Abraham, a nobody who believed anyway

I love the way the Message Bible puts the following verses. "We call Abraham 'father' not because he got God's attention by living like a saint, but because God made something out of Abraham when he was a nobody. … When everything was hopeless, Abraham believed anyway, deciding to live not on the basis of what he saw he couldn't do but on what God said he would do" Romans 4:13 & 18.

In the world there are all sorts of programs design so people can do well at a job interview and learn how to sell themselves to a future employer. Employers pick people based on their skill, intelligence and how well they present themselves. But God doesn't operate under the world's system. He delights to pick nobodies and make them into his very own people. "But you are a chosen people, a royal priesthood, a holy nation, a people belonging to God" 1 Peter 2:9.

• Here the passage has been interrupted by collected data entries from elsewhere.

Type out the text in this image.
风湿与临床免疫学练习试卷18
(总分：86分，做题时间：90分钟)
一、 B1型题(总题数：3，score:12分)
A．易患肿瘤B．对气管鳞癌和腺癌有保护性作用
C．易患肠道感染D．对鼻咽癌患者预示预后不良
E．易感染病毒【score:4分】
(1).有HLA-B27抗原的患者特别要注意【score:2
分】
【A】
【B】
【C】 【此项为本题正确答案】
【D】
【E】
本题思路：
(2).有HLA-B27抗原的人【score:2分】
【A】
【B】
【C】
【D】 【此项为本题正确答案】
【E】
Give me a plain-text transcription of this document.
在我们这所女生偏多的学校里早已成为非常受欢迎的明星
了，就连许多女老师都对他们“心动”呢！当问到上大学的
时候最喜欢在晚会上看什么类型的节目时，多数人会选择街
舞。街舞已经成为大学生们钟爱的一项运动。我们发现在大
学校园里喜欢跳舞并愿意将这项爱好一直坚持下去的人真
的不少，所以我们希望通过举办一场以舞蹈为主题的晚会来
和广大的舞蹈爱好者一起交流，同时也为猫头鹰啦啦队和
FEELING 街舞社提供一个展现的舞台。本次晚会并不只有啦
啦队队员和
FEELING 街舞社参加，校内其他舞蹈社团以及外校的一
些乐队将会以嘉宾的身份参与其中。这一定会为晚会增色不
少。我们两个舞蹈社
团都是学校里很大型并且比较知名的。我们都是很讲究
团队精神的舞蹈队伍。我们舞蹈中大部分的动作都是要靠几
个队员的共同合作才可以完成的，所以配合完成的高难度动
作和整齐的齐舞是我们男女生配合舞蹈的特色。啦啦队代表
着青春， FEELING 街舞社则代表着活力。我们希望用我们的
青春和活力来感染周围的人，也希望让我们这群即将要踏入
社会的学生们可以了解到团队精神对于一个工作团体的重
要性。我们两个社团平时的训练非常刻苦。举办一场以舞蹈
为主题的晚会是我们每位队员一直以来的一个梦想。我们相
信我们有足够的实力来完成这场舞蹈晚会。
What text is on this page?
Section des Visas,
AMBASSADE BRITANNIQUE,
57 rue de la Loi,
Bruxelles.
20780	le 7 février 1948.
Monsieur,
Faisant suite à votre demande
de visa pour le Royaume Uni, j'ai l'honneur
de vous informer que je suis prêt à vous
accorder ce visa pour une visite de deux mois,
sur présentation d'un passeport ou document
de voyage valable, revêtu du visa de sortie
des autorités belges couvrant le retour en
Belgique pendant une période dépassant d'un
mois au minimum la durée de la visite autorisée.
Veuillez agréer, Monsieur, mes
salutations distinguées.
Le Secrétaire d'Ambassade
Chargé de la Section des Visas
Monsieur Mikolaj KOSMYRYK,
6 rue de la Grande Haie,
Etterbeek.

We know that Abraham had moments of doubt and moments of indiscretion in his life but in the end it was said of him, 'he believed anyway'. "He faced the fact that his body was as good as dead – since he was about one hundred years old – and that Sarah's womb was also dead. Yet he did not waver through unbelief regarding the promise" Romans 4:19-20.

May it be also be said of us that 'we believed anyway' when circumstances appear hopeless; when doubt threatens to overtake us; and when temptations come rolling in.